Welcome to this week’s Tip of the Hat!
October is a very important month. Not only does October mean Halloween (candy), it also means Cybersecurity Awareness Month. This month’s TotH posts will focus on privacy’s popular sibling, security. We start this month by focusing on one common “trick” – phishing – and why not all cybersecurity training is created equal.
We wrote more about phishing in a previous post if you need a refresher; the tl;dr summary is that phishing is a very common attack method to gain access to a variety of sensitive systems and data by pretending to be an email from a trusted source (business or person). Phishing can be very costly on both a personal level (identify theft) and an organizational level (ransomware, data breach, etc.), so it’s no wonder that any digital security training spends a considerable amount of time on teaching others on how to spot a phishing email and what to do to prevent being phished.
It turns out that this type of training, for the amount of time spent in covering avoiding phishes, might not be as effective, and in some cases, can actively go against the goal of the training itself. A good portion of cybersecurity training comes in the way of lectures or an online web module, where users listen/read the information and are then tested to assess understanding. While that has been the main mode of training in the past, lecture/quiz style training, trainers realize that interactive training that goes beyond this model can be more effective in knowledge retention and understanding.
A growing number of organizations are using another type of security training – sending out phishing emails without warning to their employees. The phishing email, created by an external cybersecurity training company or by the local training team, would be sent out to spoof ether an organizational email or an email from a trusted source. This live test, theoretically, would more accurately assess employees’ knowledge and awareness of phishing methods and provide on-the-spot results, which could include corrections or remedial training. There are a variety of vendors offering both free and paid tools and services, such as KnowBe4 and PhishingBox.
Simulated phishing tests appear like a great addition to your organization’s training approach; however, these simulated tests can backfire. One way it can backfire is turning staff against the organization. One recent example of this comes from a simulated phishing email sent to Tribune Publishing staff, promising staff a chance of a company bonus if they clicked on the enclosed link. This email was sent out after staff went through furloughs and other drastic budget cuts, and the staff reaction to this email led to further erosion of trust between employees and administration. The debate extended to the security field, questioning the ethics of using content that otherwise is used in common phishing emails in an organization where employees went through considerable stress due to budget cuts.
Another way simulated phishing tests can backfire is when the tests focus on shaming or negative outcomes. Some phishing tests focus on those who do not spot the phish, providing on the spot corrective training or assigning the employee to a future training. However, research has shown that focusing on shaming to correct behavior doesn’t work in the long term and might lessen the chance of someone reporting a possible phishing email or other cybersecurity issues to the organization. Negative reinforcement serves to create a more insecure organization by creating an environment where staff either are not motivated to or fear reprimand if they report a cybersecurity issue.
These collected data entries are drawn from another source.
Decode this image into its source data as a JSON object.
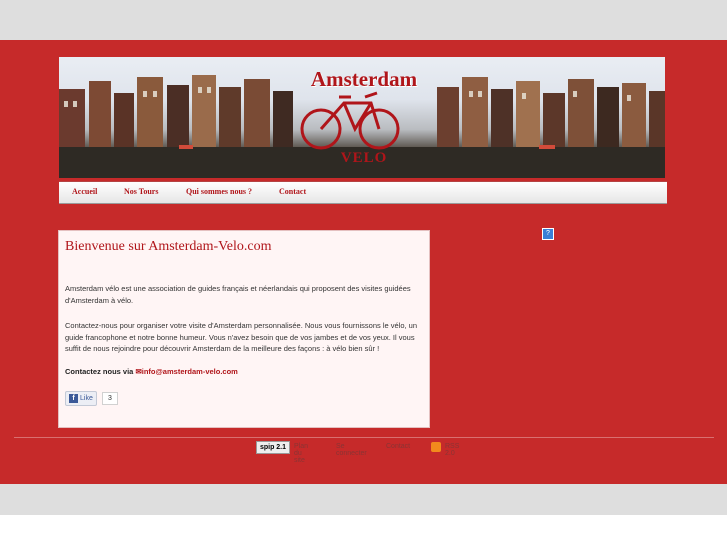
{
  "banner": {
    "title": "Amsterdam",
    "subtitle": "VELO"
  },
  "nav": {
    "items": [
      "Accueil",
      "Nos Tours",
      "Qui sommes nous ?",
      "Contact"
    ]
  },
  "content": {
    "title": "Bienvenue sur Amsterdam-Velo.com",
    "para1": "Amsterdam vélo est une association de guides français et néerlandais qui proposent des visites guidées d'Amsterdam à vélo.",
    "para2": "Contactez-nous pour organiser votre visite d'Amsterdam personnalisée. Nous vous fournissons le vélo, un guide francophone et notre bonne humeur. Vous n'avez besoin que de vos jambes et de vos yeux. Il vous suffit de nous rejoindre pour découvrir Amsterdam de la meilleure des façons : à vélo bien sûr !",
    "contact_prefix": "Contactez nous via",
    "contact_email": "info@amsterdam-velo.com",
    "like_label": "Like",
    "like_count": "3"
  },
  "footer": {
    "badge": "spip 2.1",
    "links": [
      "Plan du site",
      "Se connecter",
      "Contact",
      "RSS 2.0"
    ]
  },
  "colors": {
    "accent": "#c62a2a",
    "link": "#b0151a"
  }
}
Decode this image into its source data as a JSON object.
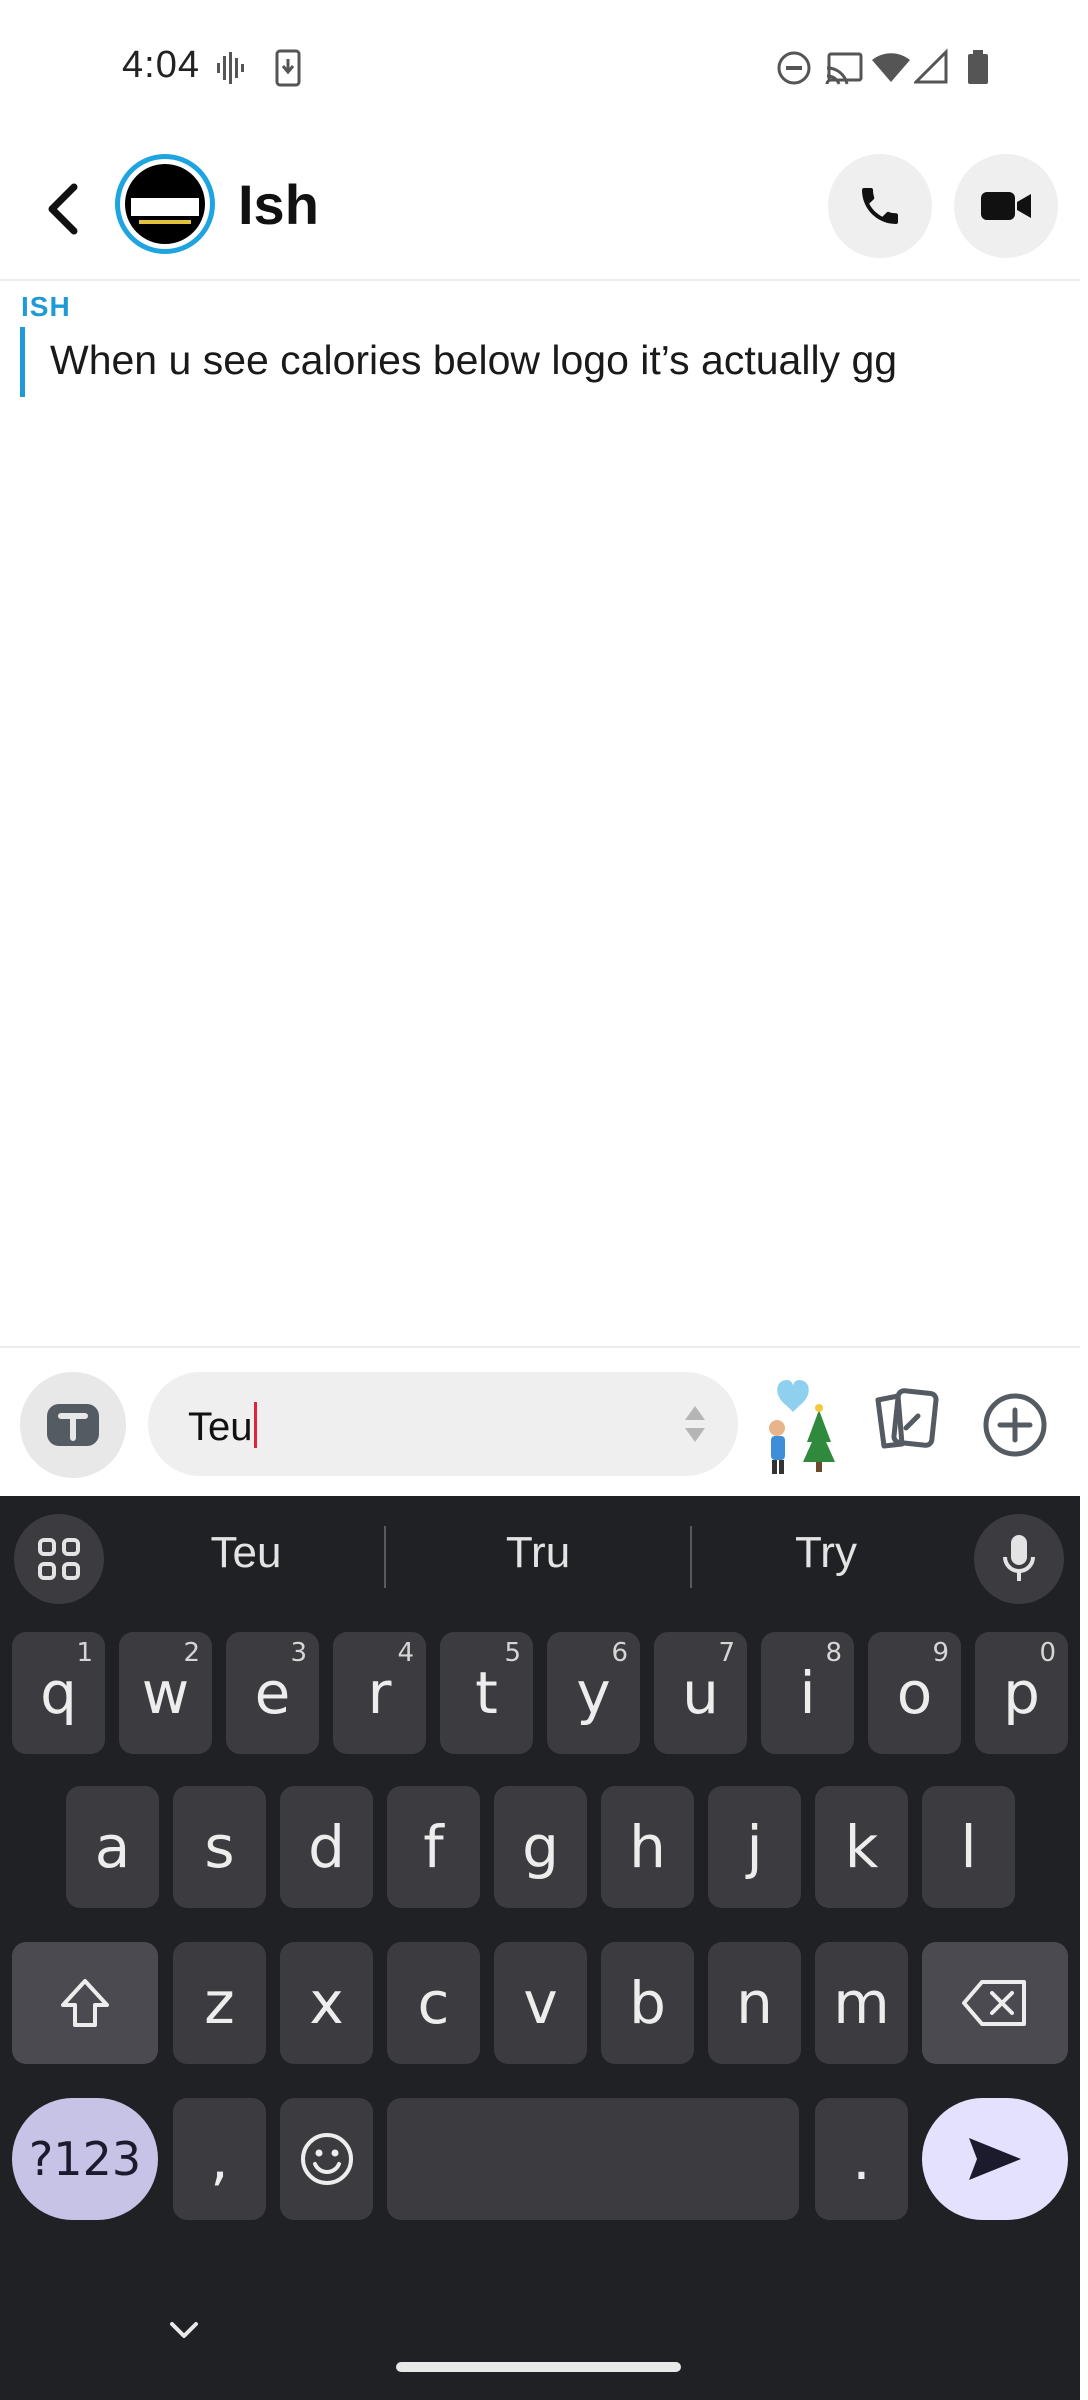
{
  "status_bar": {
    "time": "4:04",
    "icons": [
      "voicemail-icon",
      "download-icon",
      "do-not-disturb-icon",
      "cast-icon",
      "wifi-icon",
      "signal-icon",
      "battery-icon"
    ]
  },
  "header": {
    "contact_name": "Ish",
    "icons": [
      "back-arrow-icon",
      "phone-icon",
      "video-camera-icon"
    ]
  },
  "chat": {
    "messages": [
      {
        "sender": "ISH",
        "text": "When u see calories below logo it’s actually gg"
      }
    ]
  },
  "composer": {
    "input_value": "Teu",
    "icons": [
      "camera-icon",
      "expand-icon",
      "sticker-icon",
      "memories-icon",
      "plus-icon"
    ]
  },
  "keyboard": {
    "suggestions": [
      "Teu",
      "Tru",
      "Try"
    ],
    "row1": [
      {
        "letter": "q",
        "hint": "1"
      },
      {
        "letter": "w",
        "hint": "2"
      },
      {
        "letter": "e",
        "hint": "3"
      },
      {
        "letter": "r",
        "hint": "4"
      },
      {
        "letter": "t",
        "hint": "5"
      },
      {
        "letter": "y",
        "hint": "6"
      },
      {
        "letter": "u",
        "hint": "7"
      },
      {
        "letter": "i",
        "hint": "8"
      },
      {
        "letter": "o",
        "hint": "9"
      },
      {
        "letter": "p",
        "hint": "0"
      }
    ],
    "row2": [
      "a",
      "s",
      "d",
      "f",
      "g",
      "h",
      "j",
      "k",
      "l"
    ],
    "row3": [
      "z",
      "x",
      "c",
      "v",
      "b",
      "n",
      "m"
    ],
    "symbols_label": "?123",
    "comma_label": ",",
    "period_label": "."
  },
  "colors": {
    "accent_blue": "#1e9ad6",
    "keyboard_bg": "#202124",
    "key_bg": "#3c3c40",
    "caret": "#e0223a"
  }
}
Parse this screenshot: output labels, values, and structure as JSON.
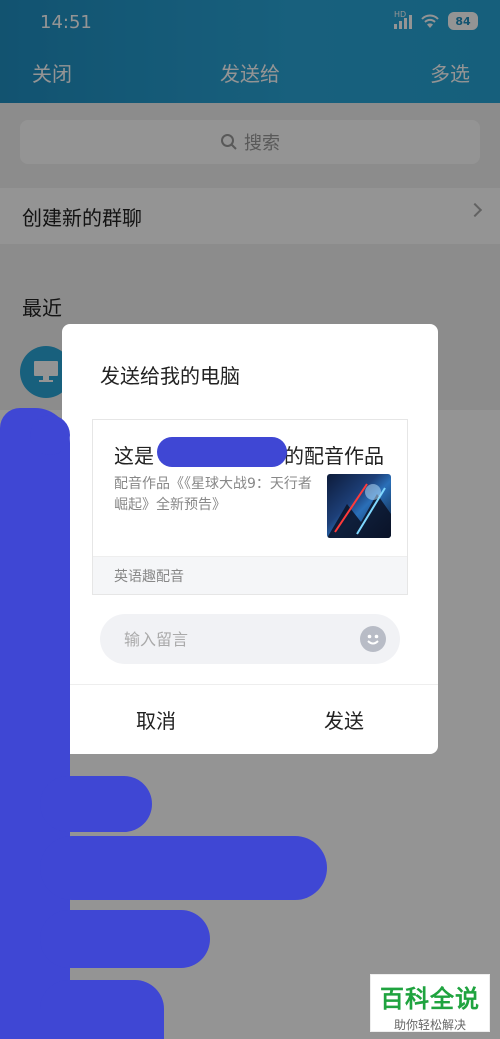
{
  "status_bar": {
    "time": "14:51",
    "battery": "84",
    "network_label": "HD"
  },
  "header": {
    "close_label": "关闭",
    "title": "发送给",
    "multi_select_label": "多选"
  },
  "search": {
    "placeholder": "搜索"
  },
  "list": {
    "create_group_label": "创建新的群聊",
    "recent_label": "最近"
  },
  "dialog": {
    "title": "发送给我的电脑",
    "card": {
      "title_prefix": "这是",
      "title_suffix": "的配音作品",
      "description": "配音作品《《星球大战9：天行者崛起》全新预告》",
      "source": "英语趣配音"
    },
    "message_placeholder": "输入留言",
    "cancel_label": "取消",
    "send_label": "发送"
  },
  "watermark": {
    "title": "百科全说",
    "subtitle": "助你轻松解决"
  },
  "colors": {
    "header": "#2aa6d8",
    "scribble": "#3f47d4",
    "watermark_green": "#1fa33f"
  }
}
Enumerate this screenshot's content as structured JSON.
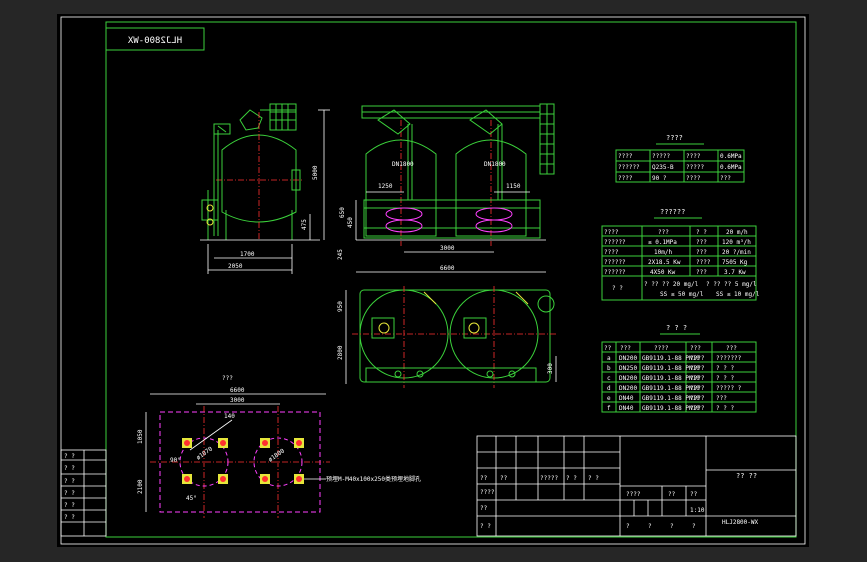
{
  "drawing": {
    "code_mirrored": "HLJ2800-WX",
    "code": "HLJ2800-WX",
    "sheet_title": "?? ??"
  },
  "dimensions": {
    "side_height": "5000",
    "side_base": "1700",
    "side_total": "2050",
    "side_small": "475",
    "front_left_dn": "DN1800",
    "front_right_dn": "DN1800",
    "front_left_offset": "1250",
    "front_right_offset": "1150",
    "front_height_a": "450",
    "front_height_b": "650",
    "front_base": "3000",
    "front_small": "245",
    "plan_width": "6600",
    "plan_height_a": "950",
    "plan_height_b": "2800",
    "plan_right": "300"
  },
  "foundation": {
    "title": "???",
    "width_total": "6600",
    "width_inner": "3000",
    "height_a": "1050",
    "height_b": "2100",
    "dim_r1": "ø1800",
    "dim_r2": "ø1070",
    "dim_angle": "140",
    "angle_a": "90°",
    "angle_b": "45°",
    "note": "预埋M-M40x100x250类预埋地脚孔"
  },
  "design_table": {
    "title": "????",
    "rows": [
      [
        "????",
        "?????",
        "????",
        "0.6MPa"
      ],
      [
        "??????",
        "Q235-B",
        "?????",
        "0.6MPa"
      ],
      [
        "????",
        "90 ?",
        "????",
        "???"
      ]
    ]
  },
  "tech_table": {
    "title": "??????",
    "rows": [
      [
        "????",
        "???",
        "? ?",
        "20 m/h"
      ],
      [
        "??????",
        "≤ 0.1MPa",
        "???",
        "120 m³/h"
      ],
      [
        "????",
        "10m/h",
        "???",
        "20 ?/min"
      ],
      [
        "??????",
        "2X18.5 Kw",
        "????",
        "7505 Kg"
      ],
      [
        "??????",
        "4X50 Kw",
        "???",
        "3.7 Kw"
      ]
    ],
    "last_label": "? ?",
    "last_a": "? ?? ?? 20 mg/l",
    "last_b": "? ?? ?? 5 mg/l",
    "last_c": "SS ≤ 50 mg/l",
    "last_d": "SS ≤ 10 mg/l"
  },
  "nozzle_table": {
    "title": "? ? ?",
    "header": [
      "??",
      "???",
      "????",
      "???",
      "???"
    ],
    "rows": [
      [
        "a",
        "DN200",
        "GB9119.1-88 PN10",
        "????",
        "???????"
      ],
      [
        "b",
        "DN250",
        "GB9119.1-88 PN10",
        "????",
        "? ? ?"
      ],
      [
        "c",
        "DN200",
        "GB9119.1-88 PN10",
        "????",
        "? ? ?"
      ],
      [
        "d",
        "DN200",
        "GB9119.1-88 PN10",
        "????",
        "????? ?"
      ],
      [
        "e",
        "DN40",
        "GB9119.1-88 PN10",
        "????",
        "???"
      ],
      [
        "f",
        "DN40",
        "GB9119.1-88 PN10",
        "????",
        "? ? ?"
      ]
    ]
  },
  "left_strip": {
    "labels": [
      "? ?",
      "? ?",
      "? ?",
      "? ?",
      "? ?",
      "? ?"
    ]
  },
  "title_block": {
    "cells": [
      "??",
      "??",
      "?????",
      "? ?",
      "? ?",
      "????",
      "??",
      "? ?",
      "?????",
      "?????",
      "? ?",
      "? ?",
      "? ?",
      "? ?",
      "?",
      "?"
    ],
    "scale_row": [
      "????",
      "??",
      "??"
    ],
    "scale": "1:10",
    "foot": [
      "?",
      "?",
      "?",
      "?"
    ]
  }
}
The use of simulated phishing tests will be the topic of debate for some time, but this debate presents two takeaway points to consider for any type of cybersecurity training:
- Context and methods matter – simulated tests can be effective, but the test’s logistics – including timing and content – can work against the desired outcomes of the trainers. Trainers should also consider the current state of the organization, such as staff morale and major crises/events in the organization, in choosing and developing cybersecurity training for staff. Another thing to consider is the effectiveness of training methods, including how often training has to be repeated to keep staff current on cybersecurity threats and procedures.